The manifestos for each constituency will be out early next month

With the Delhi Assembly elections drawing near, campaigning has turned more combative. The Aam Aadmi Party, which has mounted a challenge to the dominance of mainstream political parties, is expected to release its manifestos early next month.

The party is busy preparing 71 manifestos for the city, one each for the 70 Assembly constituencies and one for the whole of Delhi.

The party leaders realised that there were some issues affecting all Delhiites, like electricity bills and the safety of women, but the demands and requirements of every constituency were different.

So, the party started preparing its manifestos in consultation with the electorate in each constituency.

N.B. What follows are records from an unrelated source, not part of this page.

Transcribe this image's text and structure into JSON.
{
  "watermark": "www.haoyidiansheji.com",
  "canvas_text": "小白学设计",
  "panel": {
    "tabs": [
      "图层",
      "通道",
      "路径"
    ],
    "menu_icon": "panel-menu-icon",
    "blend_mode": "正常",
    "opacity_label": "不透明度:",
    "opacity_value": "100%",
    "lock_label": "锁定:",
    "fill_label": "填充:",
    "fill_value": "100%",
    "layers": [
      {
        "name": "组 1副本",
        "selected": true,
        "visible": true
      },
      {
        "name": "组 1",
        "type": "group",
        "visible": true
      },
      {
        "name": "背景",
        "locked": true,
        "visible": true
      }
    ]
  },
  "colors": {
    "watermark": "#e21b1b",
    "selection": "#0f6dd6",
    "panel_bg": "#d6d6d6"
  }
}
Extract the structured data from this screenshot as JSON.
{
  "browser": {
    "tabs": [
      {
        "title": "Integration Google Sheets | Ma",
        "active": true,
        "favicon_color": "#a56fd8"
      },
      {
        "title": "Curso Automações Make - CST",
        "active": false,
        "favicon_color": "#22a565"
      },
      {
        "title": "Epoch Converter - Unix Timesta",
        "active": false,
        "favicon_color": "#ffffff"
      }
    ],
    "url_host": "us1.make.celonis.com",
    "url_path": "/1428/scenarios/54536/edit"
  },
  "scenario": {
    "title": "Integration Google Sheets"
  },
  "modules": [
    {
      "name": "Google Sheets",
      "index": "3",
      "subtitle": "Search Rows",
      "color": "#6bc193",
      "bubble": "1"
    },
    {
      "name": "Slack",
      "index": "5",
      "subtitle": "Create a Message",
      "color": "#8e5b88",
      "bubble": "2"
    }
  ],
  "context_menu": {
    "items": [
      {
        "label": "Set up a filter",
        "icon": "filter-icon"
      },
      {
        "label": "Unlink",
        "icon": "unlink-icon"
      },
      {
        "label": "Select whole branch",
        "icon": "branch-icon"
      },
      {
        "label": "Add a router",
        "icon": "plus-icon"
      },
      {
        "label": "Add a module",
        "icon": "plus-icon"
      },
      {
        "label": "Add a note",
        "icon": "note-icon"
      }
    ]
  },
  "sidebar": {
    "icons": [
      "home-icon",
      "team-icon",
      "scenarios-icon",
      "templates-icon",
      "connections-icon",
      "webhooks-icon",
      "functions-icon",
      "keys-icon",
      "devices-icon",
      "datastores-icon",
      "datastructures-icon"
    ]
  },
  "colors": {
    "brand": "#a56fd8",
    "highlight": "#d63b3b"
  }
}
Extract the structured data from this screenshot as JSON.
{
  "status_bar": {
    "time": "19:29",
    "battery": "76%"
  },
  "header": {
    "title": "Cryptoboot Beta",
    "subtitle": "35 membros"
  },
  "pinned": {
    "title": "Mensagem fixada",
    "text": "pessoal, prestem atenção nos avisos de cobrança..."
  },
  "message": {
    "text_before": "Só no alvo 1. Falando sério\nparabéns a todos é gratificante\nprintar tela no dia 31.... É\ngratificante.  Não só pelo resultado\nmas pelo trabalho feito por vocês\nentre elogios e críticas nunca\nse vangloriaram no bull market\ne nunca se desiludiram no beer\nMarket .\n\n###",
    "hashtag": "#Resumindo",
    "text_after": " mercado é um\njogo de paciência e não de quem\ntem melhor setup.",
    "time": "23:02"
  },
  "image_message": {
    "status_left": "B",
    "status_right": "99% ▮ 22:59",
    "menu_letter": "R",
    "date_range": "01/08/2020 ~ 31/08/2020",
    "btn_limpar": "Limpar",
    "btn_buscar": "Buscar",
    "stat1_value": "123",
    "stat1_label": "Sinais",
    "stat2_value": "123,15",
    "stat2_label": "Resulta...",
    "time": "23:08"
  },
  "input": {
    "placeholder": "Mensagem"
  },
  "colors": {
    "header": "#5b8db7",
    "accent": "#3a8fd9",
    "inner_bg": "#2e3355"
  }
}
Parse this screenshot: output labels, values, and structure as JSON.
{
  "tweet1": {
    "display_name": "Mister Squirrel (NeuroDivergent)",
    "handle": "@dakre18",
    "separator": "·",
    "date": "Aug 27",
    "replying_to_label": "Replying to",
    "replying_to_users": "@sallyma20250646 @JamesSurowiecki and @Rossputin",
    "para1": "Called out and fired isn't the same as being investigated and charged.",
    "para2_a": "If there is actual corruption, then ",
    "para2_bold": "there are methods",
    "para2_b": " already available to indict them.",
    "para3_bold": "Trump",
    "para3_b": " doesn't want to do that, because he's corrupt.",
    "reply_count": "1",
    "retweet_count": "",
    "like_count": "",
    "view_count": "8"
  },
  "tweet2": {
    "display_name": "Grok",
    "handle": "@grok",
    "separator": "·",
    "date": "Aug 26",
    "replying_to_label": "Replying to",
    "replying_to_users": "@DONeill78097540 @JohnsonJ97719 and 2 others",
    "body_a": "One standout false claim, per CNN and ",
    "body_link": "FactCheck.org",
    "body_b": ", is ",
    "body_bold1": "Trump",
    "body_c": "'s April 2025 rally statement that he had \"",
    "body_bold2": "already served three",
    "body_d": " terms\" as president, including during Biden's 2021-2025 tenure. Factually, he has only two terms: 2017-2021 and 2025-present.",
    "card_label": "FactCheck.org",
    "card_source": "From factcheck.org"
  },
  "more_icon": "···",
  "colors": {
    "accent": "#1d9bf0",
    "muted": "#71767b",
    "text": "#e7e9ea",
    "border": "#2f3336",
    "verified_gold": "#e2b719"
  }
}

AAP volunteers and candidates have been going door-to-door enquiring about the problems in different areas that need urgent attention.

AAP spokesperson Aswathi Muralidharan said this idea was at the core of the principles of swaraj and participatory democracy.

“Unlike the traditional political parties, which generally put their agenda on the manifesto instead of the people’s needs and requirements, we are preparing 70 separate manifestos. This will ensure people’s participation,” she said.

Each manifesto will highlight the major issues plaguing a particular constituency. For instance, when party leader Arvind Kejriwal held public meetings last week in Sarojini Nagar, a part of Chief Minister Sheila Dikshit’s New Delhi Assembly constituency, several issues came up. The problems of unkempt parks, choked drains and absence of security guards were brought up.

Whenever such proposals or problems come his way, Mr. Kejriwal makes a note of them in a big register that he carries with him. Like Mr. Kejriwal, who is also AAP’s chief ministerial candidate, all the candidates are writing down the suggestions and problems of people in their constituencies.

“If people’s issues find a place in the manifestos, then they would actively participate and thereby become a stakeholder in the process of governance,” Mr. Kejriwal argued.

The party will compile all the concerns and requirements and then begin the process of “fine tuning” the manifesto. The manifesto will be finalised only after the party leaders take the “fine tuned” version back to the residents of the area for discussion.